ARKANSAS HISTORY COMMISSION
THE BEARS RULE: In 1913, imagery evoking Arkansas wasn't limited to Confederate symbols.
A couple of readers have sent along a link to the Arkansas History Commission's digital collection
of many of the other proposed flag designs submitted in 1913. A couple have obvious Confederate imagery
. Most do not
. Some are quite pretty
. The above design, the website says, was created by Evelyn Metzger at the University of Arkansas in Fayetteville.
The Encyclopedia of Arkansas
has the history behind Arkansas's flag. It was commissioned in 1913, before which the state made do without.

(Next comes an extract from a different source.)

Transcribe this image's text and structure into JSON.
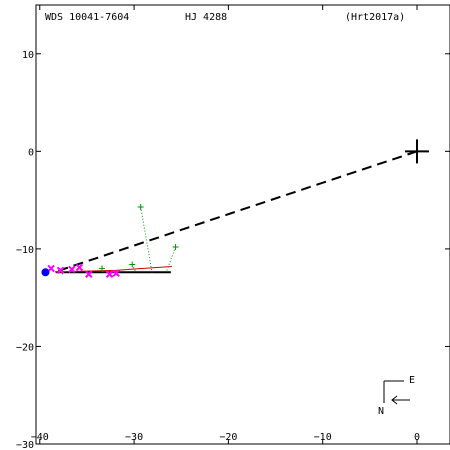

In 1910, the keel was laid for the U.S. Navy’s newest battleship, the Wyoming-class USS Arkansas. Early in 1912, with the Arkansas’s scheduled commissioning just nine months away, the Pine Bluff (Jefferson County) chapter of the Daughters of the American Revolution (DAR) resolved to present a “stand of colors” (a national flag, a naval battalion ensign, and a state flag) to the new ship. The chapter contacted Arkansas secretary of state Earle W. Hodges requesting information on obtaining the state’s flag. Hodges informed the chapter that in fact no state flag existed. The DAR chapter thereupon launched a statewide design contest to create one. Hodges agreed to chair a committee for selecting the winning design.
This is how things were in an age before the Internet — you had to ask the Secretary of State whether or not your state even had a flag.
I want to see some of these alternate possibilities, especially the last one:
Ultimately, some sixty-five designs—including crayon drawings, watercolor sketches, and even miniature silk flags—were submitted. ... The apple blossom, Arkansas’s state flower, appeared in one entry centered on a field scattered with stars representing the United States, with thirteen rays recalling the original states. On another, the flower was repeated four times within colorful blocks. Another design combined the state’s outline with its great seal. One entrant memorialized territorial governor James Miller, a hero of the War of 1812, emblazoning “I’ll try, sir,” his famous battlefield utterance, upon a blue field.
Willie Kavanaugh Hocker
came up with the winning design, which originally had three stars alone occupying the axis of that center diamond rather than an ungainly sans-serif declaration of the state's name — sleeker, for sure
. But hey, give the committee what they want, right?
The committee decreed that the flag ought to bear the state’s name. Hocker assented and suggested that the three blue stars be rearranged, one above the name and two below. On February 26, 1913, the General Assembly adopted this design as the state’s official flag. The design remained unchanged until 1923, when the General Assembly added a fourth star to the central diamond to represent Arkansas’s membership in the Confederate States of America.